Augenblicke später habe ich mein Glas in der Hand und werde von der Theke abgedrängt. Im dichten Getümmel verkoste ich es. Leichte und aromatische, für ein Kölsch eigentlich ungewohnte Hopfennoten rieche ich. In der Kölsch-Konvention steht zwar, dass ein echtes Kölsch hopfenbetont sei, aber das stimmt wohl nur in der Betrachtung des Gegensatzes, es ist eher nicht-malzbetont. Viel Hopfen ist in einem Kölsch normalerweise nicht drin. Die USA sind aber nicht an die Kölsch-Konvention gebunden, und so spüre ich eben feine Hopfennoten, die ich aus Köln so nicht kenne.
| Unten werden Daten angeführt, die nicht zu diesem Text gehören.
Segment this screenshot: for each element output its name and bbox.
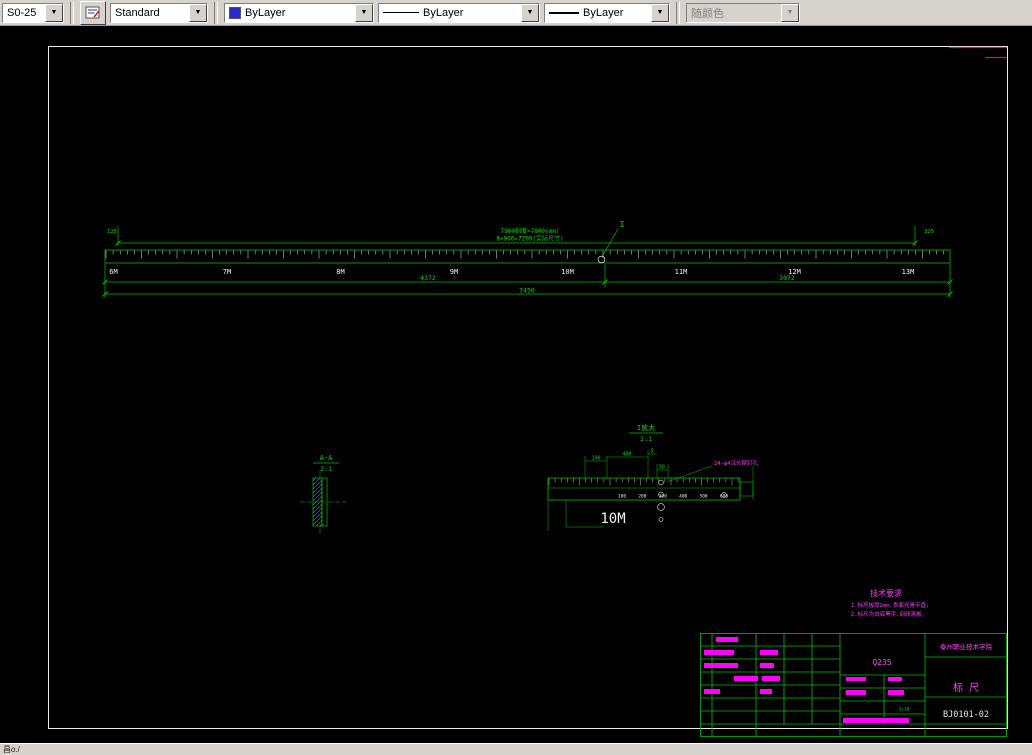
svg-text:13M: 13M [902,268,915,276]
dim-label-1: 7900刻度=7000(mm) [501,227,560,235]
drawing-number: BJ0101-02 [943,710,989,720]
material-label: Q235 [872,658,891,667]
text-style-combo[interactable]: Standard ▼ [110,2,208,23]
detail-circle-marker [597,255,606,264]
text-style-icon [85,6,100,18]
tech-req-title: 技术要求 [870,588,902,598]
lineweight-value: ByLayer [583,6,624,19]
chevron-down-icon[interactable]: ▼ [189,3,207,22]
status-bar: 昌o./ [0,743,1032,755]
model-space-canvas[interactable]: 6M 7M 8M 9M 10M 11M 12M 13M 7900刻度=7000(mm) 8×9… [0,26,1032,743]
svg-text:500: 500 [700,494,708,500]
svg-text:200: 200 [638,494,646,500]
detail-i-scale: 2:1 [640,435,652,443]
color-value: ByLayer [245,6,286,19]
svg-text:400: 400 [679,494,687,500]
title-block-entries [704,637,909,723]
revision-marks [949,46,1007,59]
svg-text:600: 600 [720,494,728,500]
dim-5: 5 [650,449,653,455]
text-style-button[interactable] [80,0,106,25]
toolbar-separator [214,1,218,24]
detail-big-label: 10M [600,511,625,527]
dim-left-end: 125 [107,229,117,235]
dim-400: 400 [622,452,631,458]
detail-ruler-ticks [548,478,739,486]
svg-text:6M: 6M [109,268,117,276]
chevron-down-icon[interactable]: ▼ [355,3,373,22]
dim-right-end: 325 [924,229,934,235]
tech-requirements: 技术要求 1.标尺板厚2mm,表面光滑平直; 2.标尺为白底黑字,刻线清晰。 [851,588,929,618]
svg-text:10M: 10M [561,268,574,276]
linetype-sample-icon [383,12,419,13]
color-combo[interactable]: ByLayer ▼ [224,2,374,23]
ruler-ticks [105,250,945,259]
detail-i: I放大 2:1 190 400 5 58 24-φ4沉头铆钉孔 100 200 30… [547,423,759,531]
drawing: 6M 7M 8M 9M 10M 11M 12M 13M 7900刻度=7000(mm) 8×9… [48,46,1008,737]
plot-style-value: 随颜色 [691,7,724,20]
main-ruler-drawing: 6M 7M 8M 9M 10M 11M 12M 13M 7900刻度=7000(mm) 8×9… [102,220,953,298]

4,2% Alkohol hat das Bier, etwas leichter als die Originale aus der Domstadt. Schön hell ist es, leicht trüb, wenig Schaum. Die Trübe passt nicht zur Kölsch-Konvention, der rasch verschwindende Schaum schon eher. Auf der Zunge spüre ich eine hopfige Herbe, für ein echtes Kölsch fehlt noch ein bisschen mehr Spritzigkeit und Frische, aber trotzdem trinkt sich das Bier sehr angenehm. Ein Bier gegen den Durst, für den großen Schluck, insofern also dem Kölsch ähnlich.
Viel zu schnell ist das Probierglas leer. Vielleicht hätte ich doch lieber ein großes Glas nehmen sollen?
Festgekeilt in der Menschenmenge stehe ich vor der Entscheidung, mich noch einmal geduldig bis zur Theke vorzuschieben oder meinen Besuch lieber abzubrechen und woanders ein zweites Bier zu trinken. Ich entscheide mich für letzteres. Aber nicht, weil ich unzufrieden wäre, nein, das bestimmt nicht. Die Brauerei gefällt durchaus, aber heute ist es mir einfach zu voll.
Raus geht es deutlich schneller als rein. Als die Menschen merken, dass ich Platz mache für andere, bildet sich rasch eine schmale Gasse, und Augenblicke später spuckt mich die Eingangstür wieder aus, auf die Straße. Es ist immer noch hell draußen…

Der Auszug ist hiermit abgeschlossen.